Free, reliable software is not scarce, but with the growing risk of malware and devices that seem resistant to allowing users a factory reset option, it’s becoming harder to trust. Why risk it when you don’t have to? Why not trade a little bit of freedom for a little bit of the security that comes with a Windows OS? Gradually, as computers became commonplace, and then necessary, the risk of some goofy thing you found online to change your mouse pointer turning out to be a trojan outpaced the reward.
This, in turn, has changed the world of software. There is less room given to tinker – tinkering might be malicious, and why risk it? The people who know the most about computers are hackers and the people trying to thwart the hackers.
Using a VPN will make certain sites view that user as a bot (bot attacks tend to use VPNs) and will sometimes fully kick them out to avoid the potential headache of a bot attack. VPNs themselves are not the silver bullet that consumers want them to be – if the big apps (like Netflix, Hulu, etc.) were ever ordered to crack down on copyright infringement by the companies leasing out their IPs for streaming, they’d do it. Don’t even get started on accessing websites that technically break the law in one state or country but not another!
The popular operating systems of today don’t seem particularly pleased when users want a little more privacy than they can provide. Microsoft in particular seems hellbent on forcing mass adoption of the CoPilot AI even on personal devices, even on Windows 10 devices, and with it comes “AI Recall”, a system where the OS would take a screenshot every few seconds and store them in the same place on every single computer, allowing both the AI and anyone who could find that file a huge amount of information. It was also pointed out routinely that the screen recording function wouldn’t censor info, so if someone were filing taxes and had their SSN on screen, whelp, guess the AI knows your SSN now? Guess someone with access to that computer could ask the program, “can you show me the screen I filed my taxes on?” yada, yada.
There are reasons: Microsoft decides to let people collectively download moving wallpapers, and they get complained at for making it so easy to download malware. They potentially lose money on people switching to Mac, which won’t let them do that but is also notoriously harder to write malware for.

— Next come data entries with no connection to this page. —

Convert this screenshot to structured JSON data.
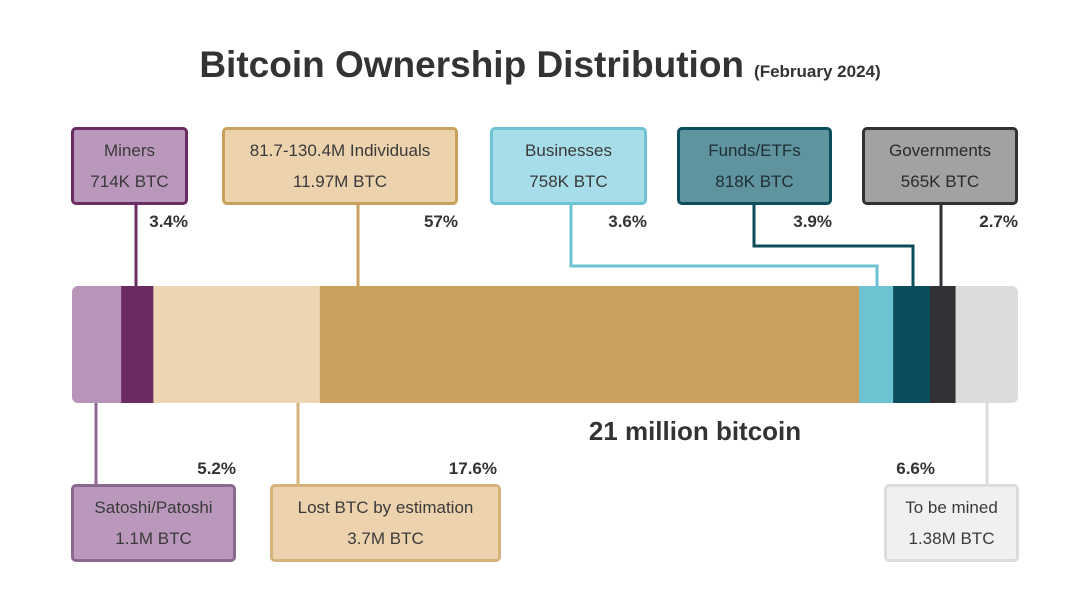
{
  "chart_data": {
    "type": "bar",
    "title": "Bitcoin Ownership Distribution",
    "subtitle": "(February 2024)",
    "total_label": "21 million bitcoin",
    "segments": [
      {
        "key": "satoshi",
        "name": "Satoshi/Patoshi",
        "amount": "1.1M BTC",
        "percent_label": "5.2%",
        "percent": 5.2,
        "color": "#b895b8",
        "box_fill": "#b998bb",
        "box_border": "#8c6790",
        "text_color": "#3a3a3a"
      },
      {
        "key": "miners",
        "name": "Miners",
        "amount": "714K BTC",
        "percent_label": "3.4%",
        "percent": 3.4,
        "color": "#6a2c62",
        "box_fill": "#b998bb",
        "box_border": "#6a2c62",
        "text_color": "#3a3a3a"
      },
      {
        "key": "lost",
        "name": "Lost BTC by estimation",
        "amount": "3.7M BTC",
        "percent_label": "17.6%",
        "percent": 17.6,
        "color": "#ecd5b2",
        "box_fill": "#ecd3ad",
        "box_border": "#d6b27c",
        "text_color": "#3a3a3a"
      },
      {
        "key": "individuals",
        "name": "81.7-130.4M Individuals",
        "amount": "11.97M BTC",
        "percent_label": "57%",
        "percent": 57,
        "color": "#c9a05e",
        "box_fill": "#ecd3ad",
        "box_border": "#c9a05e",
        "text_color": "#3a3a3a"
      },
      {
        "key": "businesses",
        "name": "Businesses",
        "amount": "758K BTC",
        "percent_label": "3.6%",
        "percent": 3.6,
        "color": "#6ec3d3",
        "box_fill": "#a7dde8",
        "box_border": "#6ec3d3",
        "text_color": "#3a3a3a"
      },
      {
        "key": "funds",
        "name": "Funds/ETFs",
        "amount": "818K BTC",
        "percent_label": "3.9%",
        "percent": 3.9,
        "color": "#0b4c5d",
        "box_fill": "#5f949f",
        "box_border": "#0b4c5d",
        "text_color": "#1e2e33"
      },
      {
        "key": "governments",
        "name": "Governments",
        "amount": "565K BTC",
        "percent_label": "2.7%",
        "percent": 2.7,
        "color": "#333135",
        "box_fill": "#a2a2a2",
        "box_border": "#333135",
        "text_color": "#2a2a2a"
      },
      {
        "key": "to_be_mined",
        "name": "To be mined",
        "amount": "1.38M BTC",
        "percent_label": "6.6%",
        "percent": 6.6,
        "color": "#dcdcdc",
        "box_fill": "#f0f0f0",
        "box_border": "#dcdcdc",
        "text_color": "#3a3a3a"
      }
    ]
  }
}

Better to have false positives than false negatives. Better for Norton and Kaspersky to flag entirely innocent third-party apps rather than let something slip through.
Right?
It depends. The third party apps might be infringing on your privacy. For that matter, Windows probably is too. What you actually get to do as a user today is agree to trade money and information about yourself to use your computer.
Now, AI enters the mix, and the AI is treated as a trustworthy option by default even though the evidence is stacking towards it not being that. Chatbots alone have a double-digit body count.
The entities who have my personal cellular number are a mix of family and apps needing 2-Factor authentication. I don’t need to sound professional in text. So: why is this the default? Why is it an assumption I’d want Gemini to help me here? How many people are struggling to finish a text? Further – how many of them somehow need help drafting a text to someone and don’t have the ability to go to ChatGPT or the Gemini app itself and draft it there? It has to be built in?
There are levels of societal expectation when it comes to texting. Firstly, most people don’t expect to be able to text a business at all, and if they can, it’s a break in the norm provided for convenience especially to them. The average person has been able to call a business for quite some time, but actually texting them is fairly new. There are also levels to the kind of access you’d expect to have at different sizes of business. A big corporation probably has the resources to maintain a text line. Many mid-sized service companies have a quiet expectation that sometimes texting your tech directly is the easiest way to reach them, but if you try to text an accountant you’re not friends with already, you might not get through. Small businesses often don’t have the people they’d need to monitor text lines, but micro-businesses, often comprised of a single person or a couple making things cottage-style, usually do, because the volume doesn’t exceed the capabilities of one person.
All this to say: a personal device capable of drafting professional-sounding texts without coming off as corny is really only suited to the smallest businesses imaginable, or the niche cases where individual employees are allowed to reply to customers, and anything else would be rendered redundant by the new standard of office phones which are capable of texting!
Gemini might, in an ideal world, be able to route stuff from your messages to your calendar for you… but on Android, you were already capable of doing that! The phone was already able to do that for you! Do you need Gemini’s help drafting up texts? Maybe. Maybe there’s a use case for the disabled, people who forget to send texts because they get so anxious during the writing, people with dyslexia, people who suffer from brain fog and can’t formulate a thought eloquently in text when dealing with some delicate problem, et cetera. This is not a slight to them. Needing help is not something to be ashamed of. In fact, the disabled needing help often forces websites to do things that make them more usable for everyone else, in what’s called ‘the curb cut effect’. However, Gemini’s presence here is not a curb-cut. It’s a slight to The Android OS. The need for such a product built in and opt out feels manufactured at best. Most likely, they’re hoping that putting the choice there as an opt-out encourages people to use it (and large companies are hoping LLMs and virtual assistants take off for a number of reasons, not all of which benefit the customer) rather than responding to real-life demand. Which often is ‘I wish they’d stop changing things on me’.